/gcn-monitor

Monitor connectivity of a Kafka client

Primary LanguagePythonOtherNOASSERTION

gcn-monitor

A Kafka client instrumented with Prometheus.

Configuration

The following environment variables may be used to configure the service:

Name Value
KAFKA_* Kafka client configuration as understood by Confluent Platform docker containers

How to contribute

This package uses Poetry for packaging and Python virtual environment management. To get started:

  1. Fork and clone this repository.

  2. Install pre-commit hooks by running the following two commands:

    pip install pre-commit
    pre-commit install
    
  3. Install Poetry by following their installation instructions.

  4. Install this package and its dependencies by running the following command inside your clone of this repository:

    poetry install --all-extras
    
  5. Run the following command to launch a shell that is preconfigured with the project's virtual environment:

    poetry shell
    

S3 Output

We are not currently using the S3 Sink connector. In its place, in kafka.py we are uploading files directly to an S3 bucket. The raw message value is uploaded as-is (a byte string). If a key is present on the message, it is also stored as a byte string.
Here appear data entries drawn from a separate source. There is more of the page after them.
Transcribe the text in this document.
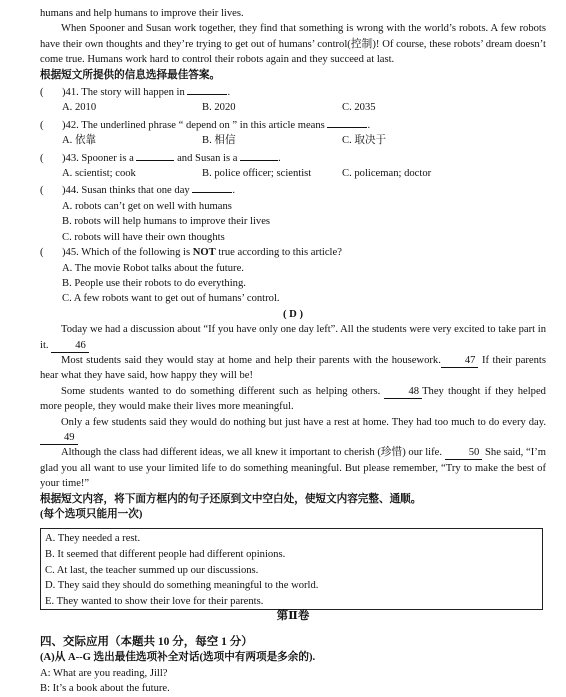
humans and help humans to improve their lives.

When Spooner and Susan work together, they find that something is wrong with the world’s robots. A few robots have their own thoughts and they’re trying to get out of humans’ control(控制)! Of course, these robots’ dream doesn’t come true. Humans work hard to control their robots again and they succeed at last.

根据短文所提供的信息选择最佳答案。

( )41. The story will happen in	.

A. 2010	B. 2020	C. 2035

( )42. The underlined phrase “ depend on ” in this article means	.

A. 依靠	B. 相信	C. 取决于

( )43. Spooner is a	and Susan is a	.

A. scientist; cook	B. police officer; scientist	C. policeman; doctor

( )44. Susan thinks that one day	.

A. robots can’t get on well with humans

B. robots will help humans to improve their lives

C. robots will have their own thoughts

( )45. Which of the following is NOT true according to this article?

A. The movie Robot talks about the future.

B. People use their robots to do everything.

C. A few robots want to get out of humans’ control.

( D )

Today we had a discussion about “If you have only one day left”. All the students were very excited to take part in it.	46

Most students said they would stay at home and help their parents with the housework. 47 If their parents hear what they have said, how happy they will be!

Some students wanted to do something different such as helping others.	48 They thought if they helped more people, they would make their lives more meaningful.

Only a few students said they would do nothing but just have a rest at home. They had too much to do every day. 49

Although the class had different ideas, we all knew it important to cherish (珍惜) our life.	50 She said, “I’m glad you all want to use your limited life to do something meaningful. But please remember, “Try to make the best of your time!”

根据短文内容，将下面方框内的句子还原到文中空白处，使短文内容完整、通顺。

(每个选项只能用一次)

A. They needed a rest.

B. It seemed that different people had different opinions.

C. At last, the teacher summed up our discussions.

D. They said they should do something meaningful to the world.

E. They wanted to show their love for their parents.

第Ⅱ卷

四、交际应用（本题共 10 分，每空 1 分）

(A)从 A--G 选出最佳选项补全对话(选项中有两项是多余的).

A: What are you reading, Jill?

B: It’s a book about the future.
If headers are included in the message, their key-value pairs are parsed and stored as a JSON object, where the value is a base64 encoded string.

For example:

Headers provided in a message would be read in a python consumer from the message.headers() function as:

 [('header1', b'value'), ('header2', b'value2')]

and subsequently stored as:

{'header1': 'dmFsdWU=', 'header2': 'dmFsdWUy'}

This varies from the connector behavior slightly in that the connector's json converter classes base the output json structure on some provided schema. This should not have any impact on loss of data between the two methods.